Err, why has it taken so long for this to happen? Nearly 7 years from the 2003 fires.

Tezza 7:13 am 17 Dec 09

Pre-paid mobile phones are included in the new alert system. The message will be sent to the address given to the provide when the phone is activated.

Thoroughly Smashed 4:16 pm 16 Dec 09

Bluenomi said :

It also doesn’t get sent to pre paid mobiles. I suspect it is because of the billing address issue but considering you have to provide an address to get one you think they could get it to work.

Does anyone know if the television alerts cover foxtel or only free to air channels? Cause as a person who mostly watches foxtel with no home phone and a pre paid mobile and only listens to the radio sometimes in the car, I’m unlikely to get any warning…

Never fear! You probably will notice everyone else running around like a headless chicken.

Bluenomi 3:47 pm 16 Dec 09

It also doesn’t get sent to pre paid mobiles. I suspect it is because of the billing address issue but considering you have to provide an address to get one you think they could get it to work.

Does anyone know if the television alerts cover foxtel or only free to air channels? Cause as a person who mostly watches foxtel with no home phone and a pre paid mobile and only listens to the radio sometimes in the car, I’m unlikely to get any warning…

Swaggie 3:03 pm 16 Dec 09

and what makes you think they’ll hear the phone ring over the din from the air conditioning and tv ssa? : ) Anyone who didn’t have the common sense to know there was something wrong on that Saturday in 03 is scarcely likely to be saved by a phone call -cant do any harm to try I guess but then they’ll be asking for the government to pay for a taxi to come and take them to safety…

RAGD 10:30 am 16 Dec 09

Like most of these type of systems, you can not get the message out to every single person. You can dig deeper and say, people’s mobile might be turned off, out of battery, no service, on silent, people might already be on the phone, etc..

This new system is an addition to the already existing communication plans. Any thing that makes the current system better is a good thing.

s-s-a 8:19 am 16 Dec 09

Despite the flaws, it’s better than a poke in the eye with a blunt stick.
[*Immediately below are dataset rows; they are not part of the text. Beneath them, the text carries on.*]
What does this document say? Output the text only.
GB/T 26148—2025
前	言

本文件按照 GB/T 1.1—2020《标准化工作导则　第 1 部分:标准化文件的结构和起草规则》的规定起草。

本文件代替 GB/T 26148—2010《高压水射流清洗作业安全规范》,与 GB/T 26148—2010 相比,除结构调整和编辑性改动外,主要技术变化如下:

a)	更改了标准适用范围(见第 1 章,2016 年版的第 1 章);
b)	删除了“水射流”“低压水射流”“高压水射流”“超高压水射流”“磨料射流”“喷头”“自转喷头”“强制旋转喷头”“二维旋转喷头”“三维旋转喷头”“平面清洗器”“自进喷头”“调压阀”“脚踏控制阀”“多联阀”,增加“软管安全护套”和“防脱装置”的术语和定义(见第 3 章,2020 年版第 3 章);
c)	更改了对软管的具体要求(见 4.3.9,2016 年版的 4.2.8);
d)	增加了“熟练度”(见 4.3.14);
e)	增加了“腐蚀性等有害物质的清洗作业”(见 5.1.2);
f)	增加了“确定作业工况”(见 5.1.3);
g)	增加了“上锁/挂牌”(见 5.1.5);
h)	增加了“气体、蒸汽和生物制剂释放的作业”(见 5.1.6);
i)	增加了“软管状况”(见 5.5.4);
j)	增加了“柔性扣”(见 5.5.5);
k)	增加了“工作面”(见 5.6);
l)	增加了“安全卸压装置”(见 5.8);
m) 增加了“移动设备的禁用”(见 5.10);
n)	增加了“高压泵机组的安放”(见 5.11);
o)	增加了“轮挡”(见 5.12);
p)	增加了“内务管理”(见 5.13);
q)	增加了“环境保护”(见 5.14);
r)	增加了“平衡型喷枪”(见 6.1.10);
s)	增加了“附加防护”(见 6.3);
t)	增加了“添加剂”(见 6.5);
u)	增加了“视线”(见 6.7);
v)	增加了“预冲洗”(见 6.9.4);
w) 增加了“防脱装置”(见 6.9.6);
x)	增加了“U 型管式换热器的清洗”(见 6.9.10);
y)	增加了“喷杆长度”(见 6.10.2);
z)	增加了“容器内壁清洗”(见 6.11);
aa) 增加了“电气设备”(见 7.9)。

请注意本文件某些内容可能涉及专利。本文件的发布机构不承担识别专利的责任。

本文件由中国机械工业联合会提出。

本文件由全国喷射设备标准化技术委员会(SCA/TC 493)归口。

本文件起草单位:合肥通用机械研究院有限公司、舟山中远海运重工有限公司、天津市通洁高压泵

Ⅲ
If it will prevent just one instance of people sitting inside with the a/c and telly on, completely oblivious to what is going on outside until the house is actually on fire (this did happen in Duffy in January 2003, to more than one household) then it’s a good thing.

tommy 7:55 am 16 Dec 09

There’s a bit of a design flaw with this system:

1. if you are in an organisation which has internal phone numbers which are not accessible from the carrier networks, you won’t get a call
2. if you are in an organisation which has lots of externally available phone numbers but only have 30 or so ISDN channels (eg most government departments), when ESA do their mass call your ISDN service will be congested (won’t even be able to call 000 while this happens).

Oddly they are targeting mobiles based on billing address – which also means that multi-state companies which single bill (in another state other than the ACT – or even a different suburb) won’t be contacted. Telstra has a product whereby it can contact mobile services (ie their own) based on their geographical location.